Variety wrote: "What starts out as a promising suspense feature soon turns into an unimaginative potboiler on invaders from space so the entertainment values are lightweight. ... After lhe tense kickoff of the story, it settles down to talk out most of the action, losing suspense as it moves along the 74 minutes."

The Hollywood Reporter wrote: "During the first two reels, this low-budget science-fiction film looks like it is going to be a brilliant job.
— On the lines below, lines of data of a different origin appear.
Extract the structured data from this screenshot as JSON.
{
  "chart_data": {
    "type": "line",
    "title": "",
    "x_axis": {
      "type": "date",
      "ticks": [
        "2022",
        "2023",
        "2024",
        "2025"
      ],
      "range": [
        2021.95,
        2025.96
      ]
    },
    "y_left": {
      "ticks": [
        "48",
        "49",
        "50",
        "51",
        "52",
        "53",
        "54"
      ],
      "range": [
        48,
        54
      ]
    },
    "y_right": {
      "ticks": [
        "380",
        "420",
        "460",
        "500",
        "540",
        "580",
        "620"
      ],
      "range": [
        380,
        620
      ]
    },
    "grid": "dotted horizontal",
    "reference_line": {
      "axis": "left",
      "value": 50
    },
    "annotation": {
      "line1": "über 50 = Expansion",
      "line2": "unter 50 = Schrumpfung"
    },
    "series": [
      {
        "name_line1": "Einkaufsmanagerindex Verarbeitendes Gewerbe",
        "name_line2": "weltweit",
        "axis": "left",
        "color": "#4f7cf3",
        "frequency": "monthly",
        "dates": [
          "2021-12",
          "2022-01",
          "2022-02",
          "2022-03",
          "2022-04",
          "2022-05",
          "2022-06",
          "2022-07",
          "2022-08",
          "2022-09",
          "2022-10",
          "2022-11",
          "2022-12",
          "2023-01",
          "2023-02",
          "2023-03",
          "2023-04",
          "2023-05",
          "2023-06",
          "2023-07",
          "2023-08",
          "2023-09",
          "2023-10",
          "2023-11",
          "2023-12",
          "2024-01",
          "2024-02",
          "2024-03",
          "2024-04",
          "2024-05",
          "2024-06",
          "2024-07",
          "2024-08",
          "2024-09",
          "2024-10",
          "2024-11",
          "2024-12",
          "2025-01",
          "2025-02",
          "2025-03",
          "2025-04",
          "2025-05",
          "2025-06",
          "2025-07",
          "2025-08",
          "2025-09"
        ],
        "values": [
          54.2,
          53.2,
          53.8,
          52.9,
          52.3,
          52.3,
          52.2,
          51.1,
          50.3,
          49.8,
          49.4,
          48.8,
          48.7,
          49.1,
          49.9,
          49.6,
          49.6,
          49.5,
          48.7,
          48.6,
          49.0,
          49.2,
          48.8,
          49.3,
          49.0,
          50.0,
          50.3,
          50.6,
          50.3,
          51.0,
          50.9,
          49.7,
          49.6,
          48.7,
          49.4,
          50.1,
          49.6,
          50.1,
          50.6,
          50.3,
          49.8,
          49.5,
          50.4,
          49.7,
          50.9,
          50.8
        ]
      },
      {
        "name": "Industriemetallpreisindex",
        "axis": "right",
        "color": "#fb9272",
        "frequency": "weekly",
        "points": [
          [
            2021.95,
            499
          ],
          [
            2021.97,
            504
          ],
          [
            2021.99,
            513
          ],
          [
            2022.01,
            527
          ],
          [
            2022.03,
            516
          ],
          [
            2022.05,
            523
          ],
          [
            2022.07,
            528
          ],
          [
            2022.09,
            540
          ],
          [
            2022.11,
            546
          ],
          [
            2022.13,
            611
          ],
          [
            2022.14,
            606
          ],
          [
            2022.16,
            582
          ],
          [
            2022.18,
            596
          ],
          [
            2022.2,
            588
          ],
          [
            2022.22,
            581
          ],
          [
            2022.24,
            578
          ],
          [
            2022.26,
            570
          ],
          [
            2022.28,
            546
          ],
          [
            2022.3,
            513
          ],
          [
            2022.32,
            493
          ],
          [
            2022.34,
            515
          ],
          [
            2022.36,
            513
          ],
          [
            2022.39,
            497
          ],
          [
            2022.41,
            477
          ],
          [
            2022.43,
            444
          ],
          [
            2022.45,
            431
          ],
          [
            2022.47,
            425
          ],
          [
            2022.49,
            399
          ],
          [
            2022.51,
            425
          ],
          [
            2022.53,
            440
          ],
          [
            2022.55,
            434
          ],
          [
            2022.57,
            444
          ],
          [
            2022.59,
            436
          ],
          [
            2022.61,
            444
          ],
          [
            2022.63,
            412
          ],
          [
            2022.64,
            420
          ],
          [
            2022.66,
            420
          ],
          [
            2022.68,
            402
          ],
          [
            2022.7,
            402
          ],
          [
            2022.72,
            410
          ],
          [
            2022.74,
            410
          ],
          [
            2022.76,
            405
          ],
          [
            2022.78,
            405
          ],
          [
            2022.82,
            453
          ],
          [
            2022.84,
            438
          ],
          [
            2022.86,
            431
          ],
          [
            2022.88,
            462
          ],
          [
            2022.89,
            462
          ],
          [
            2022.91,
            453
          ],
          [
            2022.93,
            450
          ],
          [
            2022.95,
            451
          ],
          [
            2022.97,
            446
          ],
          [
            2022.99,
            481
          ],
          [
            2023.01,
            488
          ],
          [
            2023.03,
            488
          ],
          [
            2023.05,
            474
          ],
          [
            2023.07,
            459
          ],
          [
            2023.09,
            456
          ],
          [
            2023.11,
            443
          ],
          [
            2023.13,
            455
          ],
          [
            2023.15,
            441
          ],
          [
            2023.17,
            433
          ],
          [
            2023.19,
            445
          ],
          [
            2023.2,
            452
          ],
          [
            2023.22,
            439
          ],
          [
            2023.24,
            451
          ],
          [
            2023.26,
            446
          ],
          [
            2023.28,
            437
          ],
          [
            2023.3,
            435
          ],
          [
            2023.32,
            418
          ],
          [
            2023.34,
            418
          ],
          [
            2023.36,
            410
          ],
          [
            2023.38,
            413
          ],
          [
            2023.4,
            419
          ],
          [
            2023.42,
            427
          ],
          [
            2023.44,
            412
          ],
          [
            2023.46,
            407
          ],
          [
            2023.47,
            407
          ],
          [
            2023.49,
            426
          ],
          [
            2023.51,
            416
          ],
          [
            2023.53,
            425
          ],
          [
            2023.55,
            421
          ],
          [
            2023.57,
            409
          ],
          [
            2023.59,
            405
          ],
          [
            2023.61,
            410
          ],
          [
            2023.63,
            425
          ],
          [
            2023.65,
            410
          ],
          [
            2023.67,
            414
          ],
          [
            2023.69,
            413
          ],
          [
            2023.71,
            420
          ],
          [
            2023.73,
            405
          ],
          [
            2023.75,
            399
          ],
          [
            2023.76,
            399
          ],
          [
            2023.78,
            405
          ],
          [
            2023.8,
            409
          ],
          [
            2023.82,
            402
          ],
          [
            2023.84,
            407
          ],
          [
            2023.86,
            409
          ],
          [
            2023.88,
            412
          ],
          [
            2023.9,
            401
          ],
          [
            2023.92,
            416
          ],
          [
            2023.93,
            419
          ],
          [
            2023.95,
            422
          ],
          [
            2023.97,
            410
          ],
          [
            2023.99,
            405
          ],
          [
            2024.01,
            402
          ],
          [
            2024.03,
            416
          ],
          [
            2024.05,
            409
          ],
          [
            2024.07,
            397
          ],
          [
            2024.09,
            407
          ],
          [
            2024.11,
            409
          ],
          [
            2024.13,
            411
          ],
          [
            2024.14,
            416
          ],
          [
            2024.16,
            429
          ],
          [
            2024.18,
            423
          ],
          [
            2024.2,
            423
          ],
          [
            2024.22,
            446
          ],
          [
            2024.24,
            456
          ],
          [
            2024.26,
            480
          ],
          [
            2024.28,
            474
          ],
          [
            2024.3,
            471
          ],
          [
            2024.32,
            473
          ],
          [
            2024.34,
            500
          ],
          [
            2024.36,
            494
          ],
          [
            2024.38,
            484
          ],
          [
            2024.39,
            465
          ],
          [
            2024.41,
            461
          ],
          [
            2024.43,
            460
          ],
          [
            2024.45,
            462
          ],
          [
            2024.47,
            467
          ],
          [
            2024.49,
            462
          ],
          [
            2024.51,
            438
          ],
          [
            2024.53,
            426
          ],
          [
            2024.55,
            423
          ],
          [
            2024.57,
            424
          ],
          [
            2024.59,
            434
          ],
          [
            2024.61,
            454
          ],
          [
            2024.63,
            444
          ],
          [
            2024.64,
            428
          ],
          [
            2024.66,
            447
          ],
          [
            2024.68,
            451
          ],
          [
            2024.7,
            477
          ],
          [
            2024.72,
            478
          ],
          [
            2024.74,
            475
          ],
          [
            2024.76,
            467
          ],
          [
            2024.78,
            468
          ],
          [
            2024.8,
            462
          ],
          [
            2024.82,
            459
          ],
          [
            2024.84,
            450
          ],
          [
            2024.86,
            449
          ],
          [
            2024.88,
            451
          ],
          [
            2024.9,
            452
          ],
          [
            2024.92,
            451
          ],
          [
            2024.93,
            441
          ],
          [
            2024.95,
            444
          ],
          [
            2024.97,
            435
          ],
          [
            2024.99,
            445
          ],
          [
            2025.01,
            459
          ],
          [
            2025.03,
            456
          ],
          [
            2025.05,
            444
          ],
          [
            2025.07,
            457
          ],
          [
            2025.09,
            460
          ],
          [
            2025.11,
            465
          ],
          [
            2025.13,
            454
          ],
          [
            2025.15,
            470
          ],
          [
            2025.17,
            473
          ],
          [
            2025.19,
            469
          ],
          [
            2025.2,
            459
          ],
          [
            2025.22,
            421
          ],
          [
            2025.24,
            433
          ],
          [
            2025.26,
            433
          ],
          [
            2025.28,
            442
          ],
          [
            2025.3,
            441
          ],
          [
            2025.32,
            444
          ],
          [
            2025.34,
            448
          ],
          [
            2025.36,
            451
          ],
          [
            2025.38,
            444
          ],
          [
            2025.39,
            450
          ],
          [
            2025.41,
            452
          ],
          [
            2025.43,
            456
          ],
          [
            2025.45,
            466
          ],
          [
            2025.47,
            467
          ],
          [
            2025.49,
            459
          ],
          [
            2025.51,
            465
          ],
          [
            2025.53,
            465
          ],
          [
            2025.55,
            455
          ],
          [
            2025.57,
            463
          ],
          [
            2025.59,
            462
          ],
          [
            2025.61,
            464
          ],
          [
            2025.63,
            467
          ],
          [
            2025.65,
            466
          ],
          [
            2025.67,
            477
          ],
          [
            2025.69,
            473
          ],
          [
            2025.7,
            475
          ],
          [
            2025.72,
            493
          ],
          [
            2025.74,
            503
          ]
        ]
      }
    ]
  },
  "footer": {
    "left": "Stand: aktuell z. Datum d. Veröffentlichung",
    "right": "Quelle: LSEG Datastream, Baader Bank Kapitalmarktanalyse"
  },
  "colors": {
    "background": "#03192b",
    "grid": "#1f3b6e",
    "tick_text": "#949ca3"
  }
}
But having got their story launched, director Sherman A. Rose and scripter William Raynor apparently don't know where to steer it and the development becomes more and more routine."

TV Guide later rated the film 1/4 stars, writing, "The robots are just plain disappointing".

David Maine of PopMatters rated it 6/10 stars and called it "a tight, engaging little thriller that focuses more on character than special effects".